According to a study by the Institute for College Access & Success, 68% of college graduates finished school with an average of $30,100 in student loan debt in 2015. And in March 2016, outstanding student loan balances stood at $1.26 trillion. This means student loan debt is the second largest form of consumer debt in the U.S., behind mortgages.
All this debt puts an enormous strain on young entrepreneurs seeking small business financing. But there is hope. The Small Business Administration found that small business accounts for almost 50% of the private economy. So it’s in the federal government’s best interest to see its young entrepreneurs succeed.
That said, any kind of student loan debt is going to make financing more difficult. Lenders evaluate your existing debt and your ability to pay to determine your loan qualifications. The unpredictable revenue associated with small business startups coupled with a monthly student loan burden does not make for an attractive borrower profile.
Student loan debt will affect your financing options, so how can you reduce the impact? You must either increase your income (ability to pay) or decrease your existing debt.
Since increasing income is what you’re already working on with your small business, let’s focus on decreasing existing debt.
Reducing Student Loan Burden
If you have a student loan backed by the federal government, you have options. You also have options with a private loan, but they are more limited.
If you’re not sure whether your loan is federal or private, navigate to studentloans.gov or the Federal Student Aid website. If your loan is not listed in either of these databases, you have a private loan. You can double check your credit report for the private loan. The report will tell you who holds your loan.
Income Based Repayment
The federal government offers income-based repayment programs. These programs help reduce your monthly bills, and often the federal government will pay the additional accrued interest. You must fall within their criteria to receive this assistance.

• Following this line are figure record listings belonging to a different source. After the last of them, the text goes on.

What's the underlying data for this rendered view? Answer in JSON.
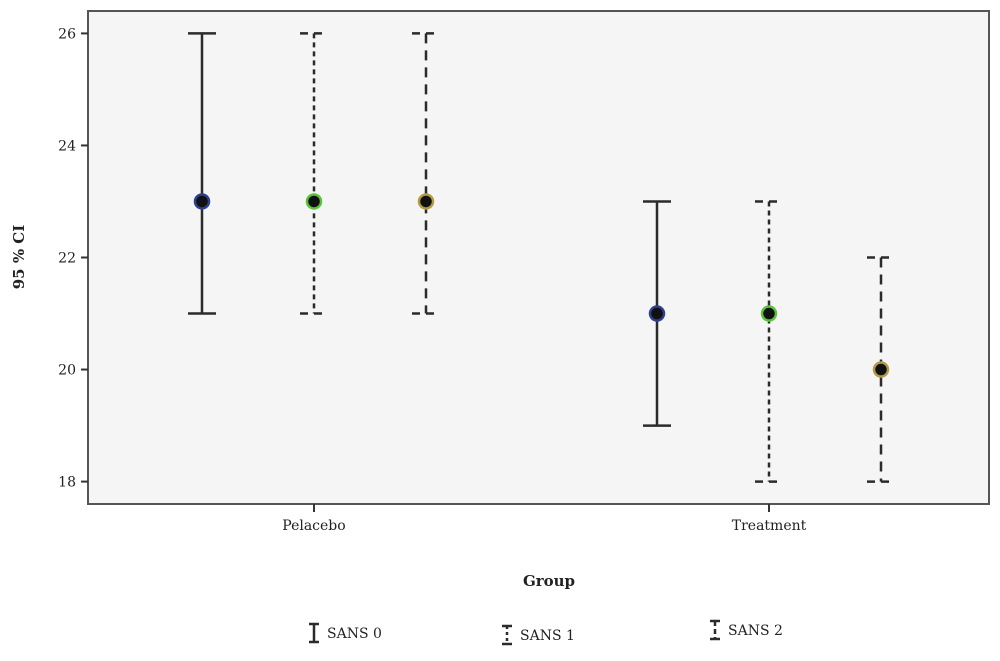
{
  "chart_data": {
    "type": "errorbar",
    "xlabel": "Group",
    "ylabel": "95 % CI",
    "categories": [
      "Pelacebo",
      "Treatment"
    ],
    "ylim": [
      17.6,
      26.4
    ],
    "yticks": [
      18,
      20,
      22,
      24,
      26
    ],
    "grid": false,
    "legend_position": "bottom",
    "series": [
      {
        "name": "SANS 0",
        "line_style": "solid",
        "marker_color": "#2e3f8f",
        "mean": [
          23,
          21
        ],
        "lower": [
          21,
          19
        ],
        "upper": [
          26,
          23
        ]
      },
      {
        "name": "SANS 1",
        "line_style": "dotted",
        "marker_color": "#5ac23a",
        "mean": [
          23,
          21
        ],
        "lower": [
          21,
          18
        ],
        "upper": [
          26,
          23
        ]
      },
      {
        "name": "SANS 2",
        "line_style": "dashed",
        "marker_color": "#b59a45",
        "mean": [
          23,
          20
        ],
        "lower": [
          21,
          18
        ],
        "upper": [
          26,
          22
        ]
      }
    ]
  }
}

These programs may also offer loan forgiveness after a certain amount of time.
Private loans aren’t as forgiving as federal loans. Refinancing may be your best option to reduce monthly payments. You may run into the same roadblocks, however, as you will with small business financing. But if you can get a cosigner, or work part-time and show your lender that you are a good risk, you have a chance.
Be wary of immediately jumping into a refinance just because you can get a lower monthly rate. Do your research and analysis. Be certain the increased interest cost and fees are worth the increased chance of obtaining capital.
Save and Hustle
It’s true that young entrepreneurs are at a disadvantage when it comes to obtaining small business financing, but be sure to take full advantage of your assets. As a young entrepreneur, you’re likely to have fewer familial obligations. You can live simply now to achieve long-term success.
You have the flexibility to work hard and pick up odd jobs when your time and business needs allow. Make the best use of your time—it’s your greatest asset. And while it won’t show up on your balance sheet, it’ll pay dividends for years to come.